How, you may wonder, does one become a law commissioner? In the case of Frances Patterson, the career path begins here at the University of Leicester, where she graduated in History.  Her personal tutor (and tutor in her special subject of Mid-Victorian history) was Jack Simmons, one of the founding professors of this University. In those days, long before the emergence of careers offices, it was professors who recommended careers for their undergraduates, and Professor Simmons decided that young Frances should enter publishing. Frances demurred, because she had  decided to become a barrister. She had been interested in reading law when she was at school but had been put off by her teachers on the basis that no member of her family had ever been in the legal profession!  On graduation from Leicester Frances accordingly went off to London, joined Middle Temple and studied at the College of Law, where she read for the bar. Even at that stage, there were signs that she was destined to have a career of great distinction: at the Middle Temple she was the Campbell Foster prize winner and she was a recipient of a Winston Churchill Pupillage award.  Frances began her pupillage in London and completed it at what became Kings Chambers, centred in Manchester and Leeds. She was taken on as a tenant in those Chambers (then the only woman tenant), and twenty five years later became its Head of Chambers, through those decades specialising in town and country planning, environment law, compulsory purchase and compensation, and highways matters. Along the way she was appointed Queen's Counsel, or, as lawyers say, took silk. Later she was elected as a Bencher of the Middle Temple, that being the way that the Inns of Court honour the distinguished contributions of their finest barristers.  She was appointed as a Recorder of the Crown Court and as a Deputy High Court Judge.  In one aspect of her career, she has also fulfilled Professor Simmons' intention that she should go into publishing, in that Frances is Consultant Editor of and contributor to Judicial Review: Law and Practice, which is published by Jordans,  and she is Consultant Editor of Jordans Public Law Online.

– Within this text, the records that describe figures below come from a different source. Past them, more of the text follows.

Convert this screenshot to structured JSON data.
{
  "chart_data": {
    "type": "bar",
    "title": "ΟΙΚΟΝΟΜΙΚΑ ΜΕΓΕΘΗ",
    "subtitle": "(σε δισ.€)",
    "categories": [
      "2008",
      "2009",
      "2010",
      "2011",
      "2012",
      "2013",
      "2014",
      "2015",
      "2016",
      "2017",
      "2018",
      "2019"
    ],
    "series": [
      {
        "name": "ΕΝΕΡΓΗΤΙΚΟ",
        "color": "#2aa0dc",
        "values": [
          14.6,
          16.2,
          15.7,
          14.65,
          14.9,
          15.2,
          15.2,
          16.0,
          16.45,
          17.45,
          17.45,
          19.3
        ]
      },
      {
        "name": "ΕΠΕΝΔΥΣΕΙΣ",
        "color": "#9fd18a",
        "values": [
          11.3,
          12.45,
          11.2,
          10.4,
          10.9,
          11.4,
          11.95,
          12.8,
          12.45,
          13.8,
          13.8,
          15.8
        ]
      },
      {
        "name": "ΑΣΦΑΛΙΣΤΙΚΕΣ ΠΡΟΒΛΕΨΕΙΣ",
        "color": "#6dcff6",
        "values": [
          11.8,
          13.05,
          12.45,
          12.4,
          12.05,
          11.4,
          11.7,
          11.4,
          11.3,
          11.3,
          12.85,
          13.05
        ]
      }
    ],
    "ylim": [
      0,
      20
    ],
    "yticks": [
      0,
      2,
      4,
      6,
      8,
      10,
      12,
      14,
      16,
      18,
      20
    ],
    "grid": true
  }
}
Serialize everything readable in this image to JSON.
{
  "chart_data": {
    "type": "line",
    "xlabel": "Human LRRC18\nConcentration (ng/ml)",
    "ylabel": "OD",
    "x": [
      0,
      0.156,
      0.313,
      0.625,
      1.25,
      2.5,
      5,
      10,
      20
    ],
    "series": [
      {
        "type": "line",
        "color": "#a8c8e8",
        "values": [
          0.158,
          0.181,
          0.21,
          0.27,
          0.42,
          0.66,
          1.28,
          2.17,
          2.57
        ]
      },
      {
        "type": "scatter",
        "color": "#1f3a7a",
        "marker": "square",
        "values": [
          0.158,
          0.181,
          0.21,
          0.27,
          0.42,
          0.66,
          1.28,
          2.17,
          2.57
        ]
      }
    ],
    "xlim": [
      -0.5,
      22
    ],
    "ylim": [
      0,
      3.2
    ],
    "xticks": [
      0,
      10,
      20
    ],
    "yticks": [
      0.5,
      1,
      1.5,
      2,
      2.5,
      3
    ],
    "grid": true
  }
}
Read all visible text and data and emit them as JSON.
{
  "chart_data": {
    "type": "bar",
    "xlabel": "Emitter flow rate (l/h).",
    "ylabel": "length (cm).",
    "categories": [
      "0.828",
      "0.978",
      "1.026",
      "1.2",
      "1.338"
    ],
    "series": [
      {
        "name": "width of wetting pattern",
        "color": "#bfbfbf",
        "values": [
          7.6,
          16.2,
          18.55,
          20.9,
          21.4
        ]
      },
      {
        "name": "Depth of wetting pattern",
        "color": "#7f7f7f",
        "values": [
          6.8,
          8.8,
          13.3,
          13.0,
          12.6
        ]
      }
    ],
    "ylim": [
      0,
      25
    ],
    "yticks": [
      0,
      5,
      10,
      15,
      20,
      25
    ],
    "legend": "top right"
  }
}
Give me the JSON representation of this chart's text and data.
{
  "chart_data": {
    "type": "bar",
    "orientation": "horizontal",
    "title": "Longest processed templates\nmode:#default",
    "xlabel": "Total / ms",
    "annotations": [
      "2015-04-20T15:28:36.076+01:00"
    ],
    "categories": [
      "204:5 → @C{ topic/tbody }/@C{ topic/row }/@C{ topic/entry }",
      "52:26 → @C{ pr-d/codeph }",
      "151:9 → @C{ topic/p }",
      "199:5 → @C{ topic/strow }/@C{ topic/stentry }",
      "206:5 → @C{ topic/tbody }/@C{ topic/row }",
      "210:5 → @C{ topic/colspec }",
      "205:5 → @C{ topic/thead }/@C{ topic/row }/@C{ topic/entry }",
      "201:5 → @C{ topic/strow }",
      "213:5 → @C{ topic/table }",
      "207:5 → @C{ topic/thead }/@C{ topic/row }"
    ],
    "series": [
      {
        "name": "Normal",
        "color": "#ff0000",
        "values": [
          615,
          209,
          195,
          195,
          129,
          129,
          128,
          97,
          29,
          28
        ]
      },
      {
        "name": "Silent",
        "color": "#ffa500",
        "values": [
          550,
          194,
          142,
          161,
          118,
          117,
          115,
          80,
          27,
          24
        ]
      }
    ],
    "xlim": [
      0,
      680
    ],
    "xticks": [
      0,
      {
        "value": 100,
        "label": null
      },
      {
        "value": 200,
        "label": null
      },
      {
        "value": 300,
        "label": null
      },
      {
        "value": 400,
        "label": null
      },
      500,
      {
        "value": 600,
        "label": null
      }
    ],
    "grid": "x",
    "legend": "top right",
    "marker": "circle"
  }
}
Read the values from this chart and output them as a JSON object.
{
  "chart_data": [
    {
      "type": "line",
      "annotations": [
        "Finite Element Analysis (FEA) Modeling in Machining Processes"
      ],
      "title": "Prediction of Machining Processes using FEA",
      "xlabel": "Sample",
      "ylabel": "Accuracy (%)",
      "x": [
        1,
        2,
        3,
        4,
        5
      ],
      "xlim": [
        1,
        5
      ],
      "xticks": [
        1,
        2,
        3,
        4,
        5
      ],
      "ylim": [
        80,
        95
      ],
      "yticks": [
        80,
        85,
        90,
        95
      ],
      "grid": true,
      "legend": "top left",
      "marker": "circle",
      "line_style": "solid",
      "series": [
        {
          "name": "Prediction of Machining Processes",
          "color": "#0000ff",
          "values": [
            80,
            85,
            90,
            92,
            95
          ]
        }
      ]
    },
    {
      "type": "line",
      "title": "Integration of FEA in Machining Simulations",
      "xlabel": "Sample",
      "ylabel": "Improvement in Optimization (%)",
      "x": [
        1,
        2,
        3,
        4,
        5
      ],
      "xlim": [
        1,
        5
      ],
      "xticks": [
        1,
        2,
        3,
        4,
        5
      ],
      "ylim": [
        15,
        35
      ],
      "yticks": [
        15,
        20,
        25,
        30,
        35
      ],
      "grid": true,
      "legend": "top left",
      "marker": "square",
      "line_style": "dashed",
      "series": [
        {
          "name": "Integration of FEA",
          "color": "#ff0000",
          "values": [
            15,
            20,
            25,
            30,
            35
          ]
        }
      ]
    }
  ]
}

Frances Patterson's professional life has centred on planning, environmental law and public law. She has variously acted for and against housing, leisure and retail developers, including Sainsbury, Tesco,  the National Grid, BP and in the higher education world, the University of York where she helped the University gain planning permission for an entirely new campus thereby giving the University the potential to double its size. She played an important part in public enquiries such as the Manchester Second Runway, which was the subject of environmental protests, and the Trafford Centre, the subject of a legal battle that went to the Court of Appeal and then the House of Lords.  These are enterprises that give rise to strong feelings and heated emotions, and those involved are fortunate to have the knowledgeable involvement of Frances Patterson, who is alert both to commercial imperatives and to impacts on ordinary citizens.  Frances's expertise in difficult enquiries was recognised by her appointment as chair of an independent enquiry mounted by a health authority into the failings of agencies involved in the protection of a five-year-old girl stabbed to death by her schizophrenic mother.  

Frances Patterson's legal work only once brought her to Leicester: Barratts planned a housing development by the river, and the issues with which Frances had to contend included the presence of pylons on the development layout.  This encounter with our electricity infrastructure did not bring her into contact with the University, as our assets do not include pylons. The renewed link instead came through an alumni dinner in London, one of the most fruitful initiatives of our enterprising Vice-Chancellor.  The good will generated by that evening led Frances to accept an invitation to return to the campus to give a lecture in the School of Law. She arrived to see what she rightly described as a 'transformed University campus'; we have long been a fine University, and the changes wrought in recent years means that our architecture and ambience are now correspondingly fine. We are immensely proud that Frances is associated with our past, and that she is now associated with the University that we have become.

Mr Vice-Chancellor, on the authority of the Senate and the Council, I present to you Frances Patterson, that you may confer upon her the degree of Doctor of Laws.